In spite of recent advancements in computed tomography (CT) technology, such as faster scanning speeds, larger coverage with multiple detector rows, and thinner slices, energy resolution is still a missing piece. Namely, wide x-ray photon energy spectrum from the x-ray source and the lack of energy resolution from CT detection systems preclude energy discrimination CT.

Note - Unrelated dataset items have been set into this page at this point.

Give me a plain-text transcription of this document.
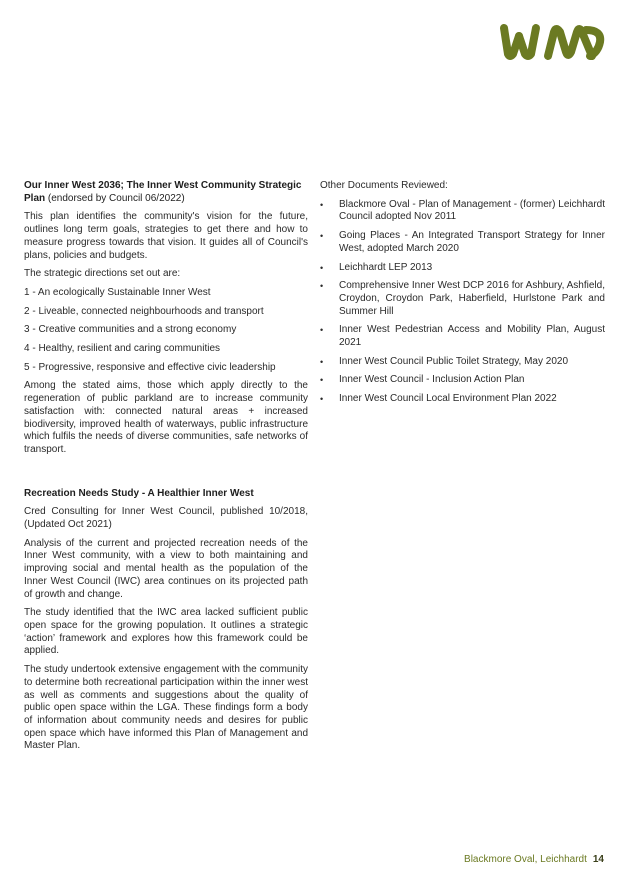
Our Inner West 2036; The Inner West Community Strategic
Plan (endorsed by Council 06/2022)

This plan identifies the community's vision for the future, outlines long term goals, strategies to get there and how to measure progress towards that vision. It guides all of Council's plans, policies and budgets.

The strategic directions set out are:

1 - An ecologically Sustainable Inner West

2 - Liveable, connected neighbourhoods and transport

3 - Creative communities and a strong economy

4 - Healthy, resilient and caring communities

5 - Progressive, responsive and effective civic leadership

Among the stated aims, those which apply directly to the regeneration of public parkland are to increase community satisfaction with: connected natural areas + increased biodiversity, improved health of waterways, public infrastructure which fulfils the needs of diverse communities, safe networks of transport.

Recreation Needs Study - A Healthier Inner West

Cred Consulting for Inner West Council, published 10/2018, (Updated Oct 2021)

Analysis of the current and projected recreation needs of the Inner West community, with a view to both maintaining and improving social and mental health as the population of the Inner West Council (IWC) area continues on its projected path of growth and change.

The study identified that the IWC area lacked sufficient public open space for the growing population. It outlines a strategic ‘action’ framework and explores how this framework could be applied.

The study undertook extensive engagement with the community to determine both recreational participation within the inner west as well as comments and suggestions about the quality of public open space within the LGA. These findings form a body of information about community needs and desires for public open space which have informed this Plan of Management and Master Plan.

Other Documents Reviewed:

• Blackmore Oval - Plan of Management - (former) Leichhardt Council adopted Nov 2011
• Going Places - An Integrated Transport Strategy for Inner West, adopted March 2020
• Leichhardt LEP 2013
• Comprehensive Inner West DCP 2016 for Ashbury, Ashfield, Croydon, Croydon Park, Haberfield, Hurlstone Park and Summer Hill
• Inner West Pedestrian Access and Mobility Plan, August 2021
• Inner West Council Public Toilet Strategy, May 2020
• Inner West Council - Inclusion Action Plan
• Inner West Council Local Environment Plan 2022
Blackmore Oval, Leichhardt 14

X-ray attenuation through a given object is not a constant. Rather, the X-ray attenuation is strongly dependent on the x-ray photon energy. This physical phenomenon manifests itself in the image as beam-hardening artifacts, such as, nonuniformity, shading, and streaks. Some beam-hardening artifacts can be easily corrected, but other beam-hardening artifacts may be more difficult to correct. In general, known methods to correct beam hardening artifacts include water calibration, which includes calibrating each CT machine to remove beam hardening from materials similar to water, and iterative bone correction, wherein bones are separated in the first-pass image then correcting for beam hardening from the bones in the second-pass. However, beam hardening from materials other than water and bone, such as metals and contrast agents, may be difficult to correct. In addition, even with the above described correction methods, conventional CT does not provide quantitative image values. Rather, the same material at different locations often shows different CT numbers.

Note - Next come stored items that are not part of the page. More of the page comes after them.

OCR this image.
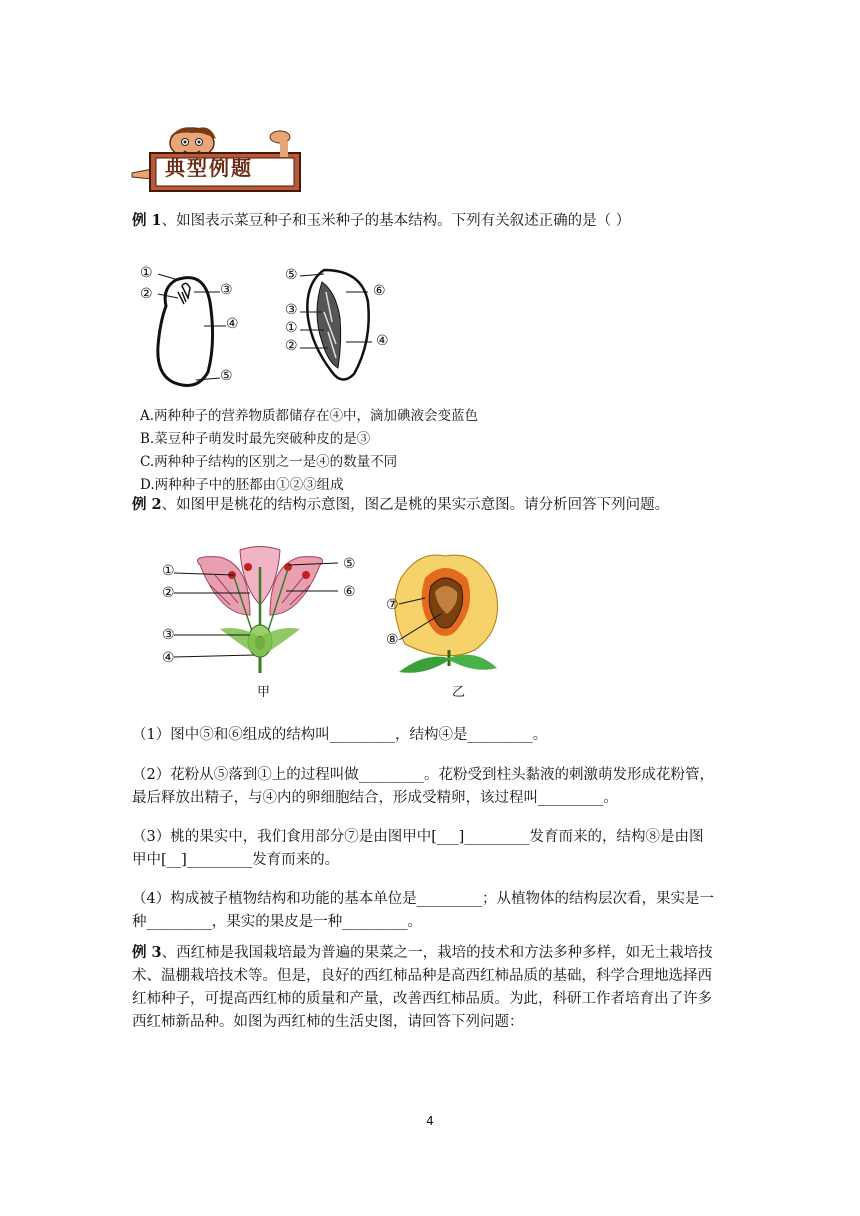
典型例题
例 1、如图表示菜豆种子和玉米种子的基本结构。下列有关叙述正确的是（ ）
①
②	③
④
⑤
⑤
⑥
③
①
②	④
A.两种种子的营养物质都储存在④中，滴加碘液会变蓝色
B.菜豆种子萌发时最先突破种皮的是③
C.两种种子结构的区别之一是④的数量不同
D.两种种子中的胚都由①②③组成
例 2、如图甲是桃花的结构示意图，图乙是桃的果实示意图。请分析回答下列问题。
①
②
③
④
⑤
⑥
甲
⑦
⑧
乙
（1）图中⑤和⑥组成的结构叫_________，结构④是_________。
（2）花粉从⑤落到①上的过程叫做_________。花粉受到柱头黏液的刺激萌发形成花粉管，
最后释放出精子，与④内的卵细胞结合，形成受精卵，该过程叫_________。
（3）桃的果实中，我们食用部分⑦是由图甲中[___]_________发育而来的，结构⑧是由图
甲中[__]_________发育而来的。
（4）构成被子植物结构和功能的基本单位是_________；从植物体的结构层次看，果实是一
种_________，果实的果皮是一种_________。
例 3、西红柿是我国栽培最为普遍的果菜之一，栽培的技术和方法多种多样，如无土栽培技
术、温棚栽培技术等。但是，良好的西红柿品种是高西红柿品质的基础，科学合理地选择西
红柿种子，可提高西红柿的质量和产量，改善西红柿品质。为此，科研工作者培育出了许多
西红柿新品种。如图为西红柿的生活史图，请回答下列问题：
4
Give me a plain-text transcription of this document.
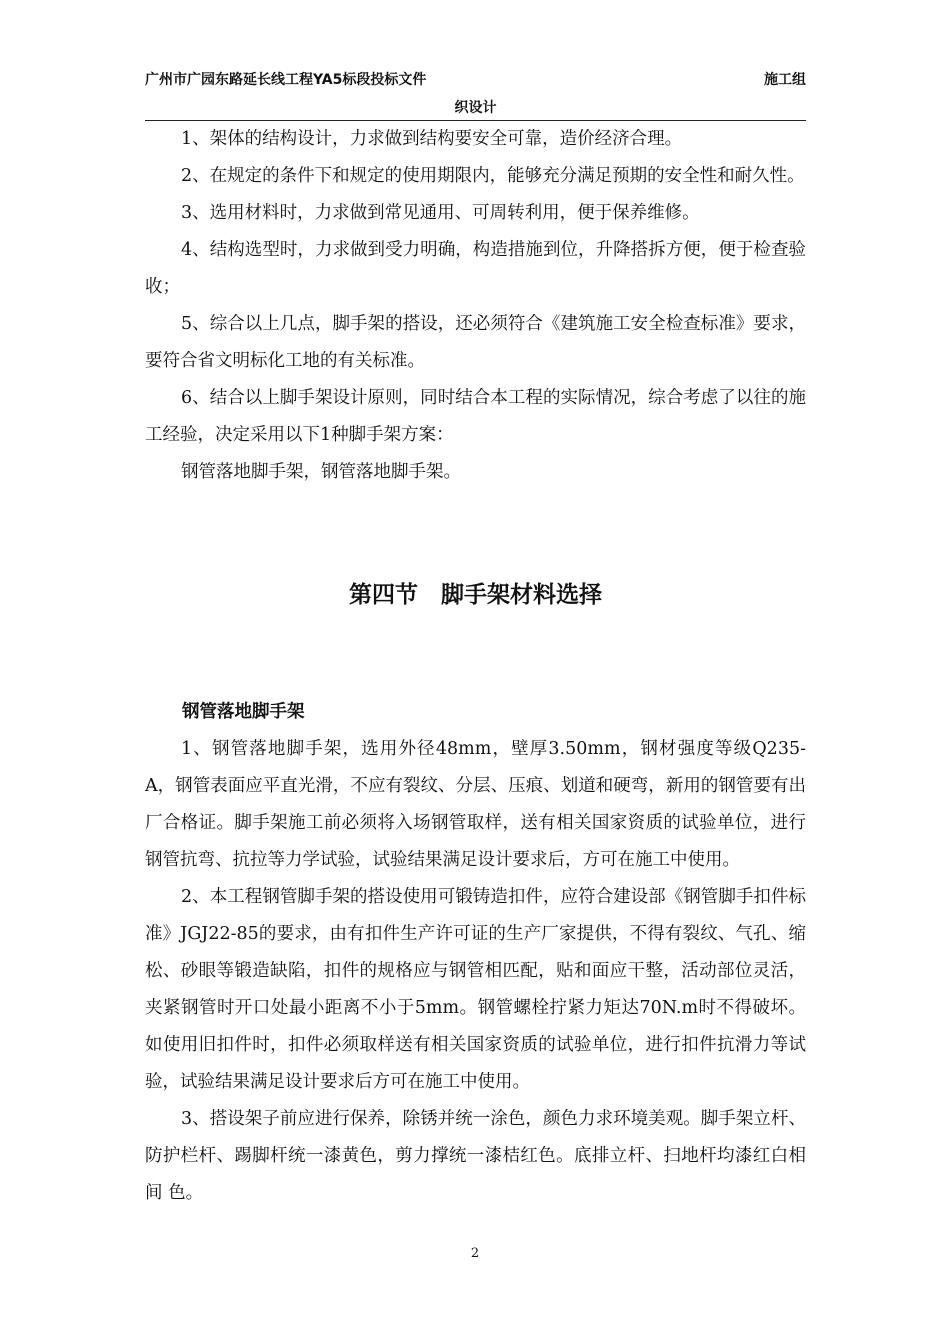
广州市广园东路延长线工程YA5标段投标文件	施工组
织设计

1、架体的结构设计，力求做到结构要安全可靠，造价经济合理。

2、在规定的条件下和规定的使用期限内，能够充分满足预期的安全性和耐久性。

3、选用材料时，力求做到常见通用、可周转利用，便于保养维修。

4、结构选型时，力求做到受力明确，构造措施到位，升降搭拆方便，便于检查验收；

5、综合以上几点，脚手架的搭设，还必须符合《建筑施工安全检查标准》要求，要符合省文明标化工地的有关标准。

6、结合以上脚手架设计原则，同时结合本工程的实际情况，综合考虑了以往的施工经验，决定采用以下1种脚手架方案：

钢管落地脚手架，钢管落地脚手架。

第四节　脚手架材料选择
钢管落地脚手架

1、钢管落地脚手架，选用外径48mm，壁厚3.50mm，钢材强度等级Q235-A，钢管表面应平直光滑，不应有裂纹、分层、压痕、划道和硬弯，新用的钢管要有出厂合格证。脚手架施工前必须将入场钢管取样，送有相关国家资质的试验单位，进行钢管抗弯、抗拉等力学试验，试验结果满足设计要求后，方可在施工中使用。

2、本工程钢管脚手架的搭设使用可锻铸造扣件，应符合建设部《钢管脚手扣件标准》JGJ22-85的要求，由有扣件生产许可证的生产厂家提供，不得有裂纹、气孔、缩松、砂眼等锻造缺陷，扣件的规格应与钢管相匹配，贴和面应干整，活动部位灵活，夹紧钢管时开口处最小距离不小于5mm。钢管螺栓拧紧力矩达70N.m时不得破坏。如使用旧扣件时，扣件必须取样送有相关国家资质的试验单位，进行扣件抗滑力等试验，试验结果满足设计要求后方可在施工中使用。

3、搭设架子前应进行保养，除锈并统一涂色，颜色力求环境美观。脚手架立杆、防护栏杆、踢脚杆统一漆黄色，剪力撑统一漆桔红色。底排立杆、扫地杆均漆红白相间 色。

2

Another drawback of conventional CT is a lack of material characterization. For example, a highly attenuating material with a low density can result in the same CT number in the image as a less attenuating material with a high density. Thus, there is little or no information about the material composition of a scanned object is based solely on the CT number. At least some state-of-the-art CT scanners currently available are limited to providing anatomical information. For lung scans, images produced by such scanners exhibit a significant level of image artifacts and CT number inaccuracy. These limitations prevent the utilization of the CT device for advanced diagnosis. Accordingly, the methods and apparatus described herein address the detection and diagnosis of lung abnormalities.
In one aspect, a method for obtaining data is provided. The method includes scanning a lung of a patient with a Multi-Energy Computed Tomography (MECT) system to acquire data regarding a plurality of contrast agents
In another aspect, a Multi-Energy Computed Tomography (MECT) System is provided. The MECT includes a radiation source, a radiation detector, and a computer operationally coupled to the radiation source and the radiation detector. The computer is configured to receive data regarding a first energy spectrum of a scan of a lung of a patient, receive data regarding a second energy spectrum of the scan of the lung, generating a first functional image using data regarding a first contrast agent, and generating a second functional image using data regarding a second contrast agent.
In yet another aspect, a Multi-Energy Computed Tomography (MECT) System is provided. The MECT includes a radiation source, a radiation detector, and a computer operationally coupled to the radiation source and the radiation detector. The computer is configured to receive data regarding a first energy spectrum of a scan of a lung of a patient, receive data regarding a second energy spectrum of the scan, and decompose the received data to generate data regarding a plurality of contrast agents.
In still another aspect, a computer readable medium is encoded with a program. The program is configured to instruct a computer to receive data regarding a first energy spectrum of a scan of a lung of a patient, receive data regarding a second energy spectrum of the scan, and decompose the received data to generate data regarding a plurality of contrast agents.
In yet still another aspect, a computer readable medium is encoded with a program. The program is configured to instruct a computer to scan a lung of a patient with a Multi-Energy Computed Tomography (MECT) system to acquire data regarding a first contrast agent in a gaseous medium and a second contrast agent in a liquid medium, generate a first functional image using data regarding the first contrast agent, and generate a second functional image using data regarding the second contrast agent.
In another aspect a method for obtaining data is provided. The method includes administering a gaseous contrast agent to a patient, administering a liquid contrast agent to the patient, and imaging the patient to obtain data regarding the gaseous contrast agent and the liquid contrast agent.